Investigation of particles on the microstructure, texture and formability of Al-Mg-Si-Zn alloy for automotive body sheet

The effects of different size and number distributions of particles after intermediate annealing treatment on the final microstructure, texture and formability of Al-Mg-Si-Zn alloy after solution treatment were systematically investigated using scanning electron microscopy (SEM), transmission electron microscopy (TEM), X-ray diffractometer (XRD) and tensile testing machine. The results indicated that there were significant differences in grain size and the texture intensity and volume fraction of the Cube(ND) {001} <310> texture of three alloy sheets (annealed at different heating and cooling rates) after solution treatment due to the effect of different particle sizes and number distribution on the nucleation and growth of recrystallized grains. As a result, the recrystallized grain nucleation and growth mechanisms of those three alloy sheets were established, and the relationship between microstructure, texture and formability was analyzed.

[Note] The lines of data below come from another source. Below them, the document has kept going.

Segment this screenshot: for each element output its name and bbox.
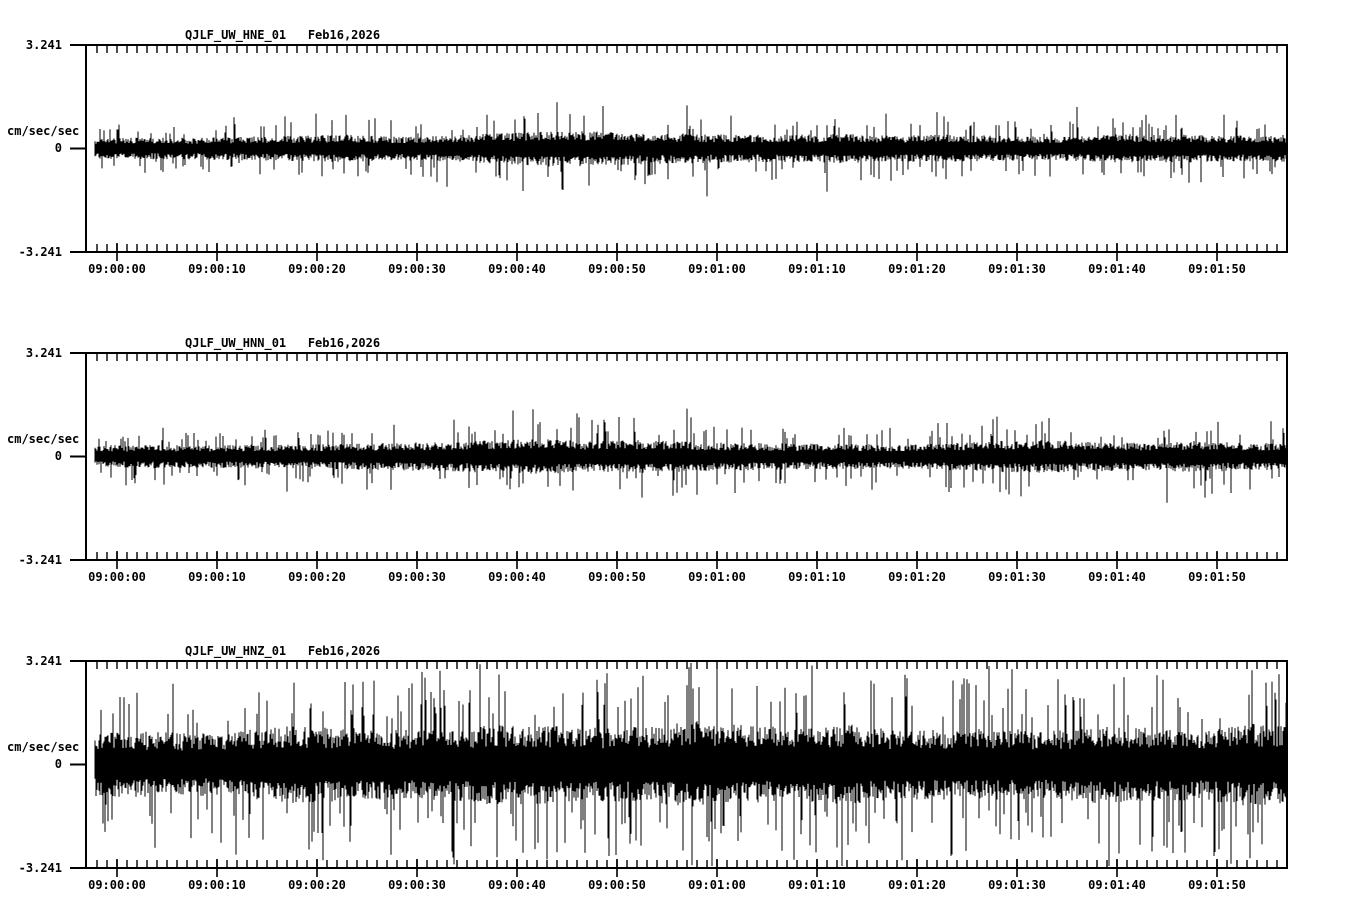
x-tick-label: 09:00:40 [488,262,546,276]
y-max-label: 3.241 [25,346,62,360]
x-tick-label: 09:00:20 [288,262,346,276]
x-tick-label: 09:00:40 [488,570,546,584]
x-tick-label: 09:01:20 [888,570,946,584]
x-tick-label: 09:00:20 [288,570,346,584]
x-tick-label: 09:01:10 [788,570,846,584]
x-tick-label: 09:01:50 [1188,262,1246,276]
x-tick-label: 09:01:00 [688,570,746,584]
y-min-label: -3.241 [18,553,62,567]
x-tick-label: 09:00:40 [488,878,546,892]
x-tick-label: 09:00:10 [188,878,246,892]
plot-box [85,352,1288,561]
x-tick-label: 09:01:30 [988,262,1046,276]
x-tick-label: 09:00:50 [588,570,646,584]
x-tick-label: 09:00:30 [388,878,446,892]
x-tick-label: 09:01:00 [688,262,746,276]
x-tick-label: 09:00:10 [188,262,246,276]
x-tick-label: 09:01:10 [788,262,846,276]
plot-box [85,660,1288,869]
y-min-label: -3.241 [18,245,62,259]
x-tick-label: 09:00:50 [588,262,646,276]
x-tick-label: 09:01:50 [1188,878,1246,892]
x-tick-label: 09:00:30 [388,570,446,584]
waveform-panel-qjlf_uw_hnz_01 [70,660,1288,877]
waveform-panel-qjlf_uw_hne_01 [70,44,1288,261]
x-tick-label: 09:00:50 [588,878,646,892]
x-tick-label: 09:00:00 [88,570,146,584]
x-tick-label: 09:00:00 [88,878,146,892]
y-zero-label: 0 [54,449,62,463]
plot-box [85,44,1288,253]
x-tick-label: 09:00:00 [88,262,146,276]
x-tick-label: 09:01:20 [888,262,946,276]
y-units-label: cm/sec/sec [7,740,80,754]
x-tick-label: 09:01:40 [1088,570,1146,584]
y-zero-label: 0 [54,757,62,771]
y-zero-label: 0 [54,141,62,155]
x-tick-label: 09:01:30 [988,878,1046,892]
y-min-label: -3.241 [18,861,62,875]
waveform-panel-qjlf_uw_hnn_01 [70,352,1288,569]
y-units-label: cm/sec/sec [7,432,80,446]
x-tick-label: 09:00:20 [288,878,346,892]
x-tick-label: 09:01:50 [1188,570,1246,584]
x-tick-label: 09:01:20 [888,878,946,892]
panel-title: QJLF_UW_HNE_01 Feb16,2026 [185,28,381,42]
panel-title: QJLF_UW_HNZ_01 Feb16,2026 [185,644,381,658]
y-max-label: 3.241 [25,38,62,52]
x-tick-label: 09:01:00 [688,878,746,892]
x-tick-label: 09:01:40 [1088,878,1146,892]
panel-title: QJLF_UW_HNN_01 Feb16,2026 [185,336,381,350]
x-tick-label: 09:01:10 [788,878,846,892]
x-tick-label: 09:01:40 [1088,262,1146,276]
x-tick-label: 09:01:30 [988,570,1046,584]
x-tick-label: 09:00:10 [188,570,246,584]
x-tick-label: 09:00:30 [388,262,446,276]
y-units-label: cm/sec/sec [7,124,80,138]
y-max-label: 3.241 [25,654,62,668]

In addition, the distribution of the size and number of particles formed by annealing treatment with rapid heating (heating rate of 70 degrees C/min) and air cooling was more favorable to the formation of finer recrystallized grains and weaker texture, so that the sheet obtained higher average plastic strain ratio (r) over bar values and lower anisotropic index Delta r values, which improved the formability.

Automated summary

This study systematically investigated the effects of different size and number distributions of particles after intermediate annealing treatment on the final microstructure, texture, and formability of Al-Mg-Si-Zn alloy after solution treatment. The results revealed significant differences in grain size, texture intensity, and volume fraction of specific texture due to the influence of particle sizes and number distribution on the nucleation and growth of recrystallized grains. The study also established the recrystallized grain nucleation and growth mechanisms and analyzed the relationship between microstructure, texture, and formability.